「沢村。出来たぞ」
夢中になってビデオを見ていると、後ろから声を掛けられた。
「あ、はい」
返事はしつつも、クリスの出ているシーンでは、どうしても目が離せない。
沢村が生返事でソファーから動かずに居ると、後ろからソファーの背越しに抱きすくめられた。
「生身の俺よりビデオがいいのか?」
耳元で息を吹きかけられるように囁かれ、思わず肩を竦める。
「そそそ、そんなんじゃなくってですね!! 俺やっぱクリス先輩が野球やってるとこ見るの好きだなって言うか」
慌てて抱き締められたまま首だけ捻って振り返ると、唇が軽く触れ合わされた。
「ビデオならダビングしてやるから、持って帰って後で見ろ。今じゃなくてもいいだろう?」
身を乗り出したクリスがソファの背を乗り越えて、沢村の手元にあったリモコンでビデオを止める。
もう一度音を立てて唇を吸われ、沢村はきつく目を閉じた。
暖かく弾力のある感触が、まぶたの上に、頬に、額に、何度も何度も触れていく。
肩を押されてソファに倒れこむと、背中の下でぎしりとスプリングが軋む音が聞こえた。
唇に唇を押し当てるようにキスされ、うっすらと目を開ける。至近距離にクリスの優しい瞳があり、視線が絡まった。
少し苦笑しているようなクリスが不思議で、目をしっかり開けて見上げると、前髪がかきあげられて額にもう一度キスが落とされる。
「自分の出ているビデオにまで嫉妬するなんて、馬鹿馬鹿しいと自覚はあるんだけどな」
「え……」
「後ですむことは後にしてくれ。今、こうして一緒に居られる間は……お前の時間を、俺にくれないか?」
瞳の奥を覗き込むようにして囁かれた言葉に、胸がどくんと大きくはねるのを感じた。
「は…い。クリス先輩……」
たまらなくて思わず視線を伏せる。ふ、とクリスが笑みを漏らした音が聞こえた。
「お前、分かっていて煽ってるんじゃないだろうな」
クリスの手が沢村のシャツの中に忍び込み、腹をさわりと撫でる。
「ク、クリス先輩」
「……お前を食べるより食事を食べるのが先だな」
クリスの手はすぐに服を出て行き、手を取られてソファーから起こされた。そしてその手を離さないまま、指先にキスをされる。
「あ、あお、煽ってって……もー、それクリス先輩の方じゃないっすか!」
恥ずかしくて顔が見れない。掴まれたままの左手はそのままに、右手で顔を押さえると腰を抱きかかえられた。
「俺は煽っているわけではなくて、自分のしたいようにしているだけだぞ?」
そのまま、まるで外国の映画で見る、エスコートされる女性のようにキッチンへと導かれる。
「し、したいようにって」
もう何をどう言っていいのか分からない。
うろたえながらされるがままになっていると、ふと、クリスがテーブルを見て眉を顰めた。
「しまった」
「え? どうかしたんスか?」
クリスの視線を追ってテーブルを見れば、煮物に焼き魚、茄子の揚げびたしに冷奴に味噌汁にご飯。立派な和食が並んでいた。
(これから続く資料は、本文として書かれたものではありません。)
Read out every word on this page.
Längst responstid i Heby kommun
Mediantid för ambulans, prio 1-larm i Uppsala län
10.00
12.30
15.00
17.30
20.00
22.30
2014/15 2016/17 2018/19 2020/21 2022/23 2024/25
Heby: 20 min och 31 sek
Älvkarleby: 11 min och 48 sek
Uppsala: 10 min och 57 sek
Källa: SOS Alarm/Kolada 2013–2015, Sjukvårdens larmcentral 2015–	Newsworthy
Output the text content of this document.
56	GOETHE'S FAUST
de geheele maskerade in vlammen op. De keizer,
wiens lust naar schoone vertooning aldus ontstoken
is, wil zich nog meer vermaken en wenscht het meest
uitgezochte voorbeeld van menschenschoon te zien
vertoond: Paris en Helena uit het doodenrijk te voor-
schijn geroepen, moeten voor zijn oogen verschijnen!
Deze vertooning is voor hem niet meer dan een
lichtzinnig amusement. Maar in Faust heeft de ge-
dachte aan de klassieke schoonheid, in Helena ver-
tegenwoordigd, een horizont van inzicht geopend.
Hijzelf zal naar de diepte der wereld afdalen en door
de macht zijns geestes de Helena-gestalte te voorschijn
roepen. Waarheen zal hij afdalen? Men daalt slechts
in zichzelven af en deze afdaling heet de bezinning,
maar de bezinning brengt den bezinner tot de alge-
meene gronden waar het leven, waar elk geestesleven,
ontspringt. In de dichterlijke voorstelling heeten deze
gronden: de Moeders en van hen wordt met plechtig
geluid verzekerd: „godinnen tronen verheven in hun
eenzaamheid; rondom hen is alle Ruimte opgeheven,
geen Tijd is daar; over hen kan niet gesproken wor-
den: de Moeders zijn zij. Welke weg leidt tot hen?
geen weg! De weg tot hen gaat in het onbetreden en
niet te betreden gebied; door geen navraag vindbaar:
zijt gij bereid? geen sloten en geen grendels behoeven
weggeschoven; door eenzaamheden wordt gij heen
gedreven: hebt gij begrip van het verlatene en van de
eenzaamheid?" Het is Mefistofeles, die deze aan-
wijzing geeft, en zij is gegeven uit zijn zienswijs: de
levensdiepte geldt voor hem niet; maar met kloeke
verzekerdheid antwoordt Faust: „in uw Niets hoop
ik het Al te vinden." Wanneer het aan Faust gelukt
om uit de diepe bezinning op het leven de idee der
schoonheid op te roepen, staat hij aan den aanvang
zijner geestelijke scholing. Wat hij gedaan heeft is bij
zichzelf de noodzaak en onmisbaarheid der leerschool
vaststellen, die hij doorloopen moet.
「うわ、すげっ! クリス先輩が全部作ったんですか!?」
「ん? ああ、大して難しいものは作ってないぞ」
「えー、でもスゲーっすよ!!」
「しかし、箸が1膳しか無いのを忘れていた。参ったな」
「え?」
振り仰げばクリスが苦笑する。
「一人暮らしだから、大抵のものを一人分しか買っていないんだ」
「あっ、じゃあ俺、そこのコンビニまで行って割り箸を」
そこまで言って走り出そうとすると、強く腕を掴まれていきなり抱き締められた。
「え、え? クリス先輩?」
何か気に触ることでもあったのかと戸惑うと、ゆっくりと頭を撫でられる。
「行くな」
「え? でも、箸無いんですよね?」
「それはそうなんだが……」
妙に歯切れの悪いクリスが不思議で、沢村は首を傾げた。
「何でコンビニ行っちゃ駄目なんですか?」
クリスは無言で沢村の肩に顔を埋める。
「先輩?」
「……1秒だって離れるのが惜しい」
「っ……」
呟くような言葉に驚いて顔を見ると、クリスは苦笑していた。
「お前がそう言ってくれたのと同じ気持ちは、俺にもある」
「せ、先輩」
不意にクリスが顔を上げ、沢村を引っ張った。
「箸が1膳でも無理だということはないだろう。だから行かなくていい」
「は、はい!」
そんな、コンビニに行くくらいの僅かな時間まで惜しんでくれるなんて。
勿論沢村の方も1分1秒でも長く一緒に居たいと思っている。それはクリスも同じなのだと言うことがどうしようもなく嬉しい。
けれど、1膳の箸で食べるということは、もしかして『はい、あーん』とかやることになるのだろうか?
それはそれでやってみたいような気もするし、でも恥ずかしい気もする。
いや、交互に箸を使えばいいだけだとは思うのだけど。でも正直、どちらかと言えば、やってみたい。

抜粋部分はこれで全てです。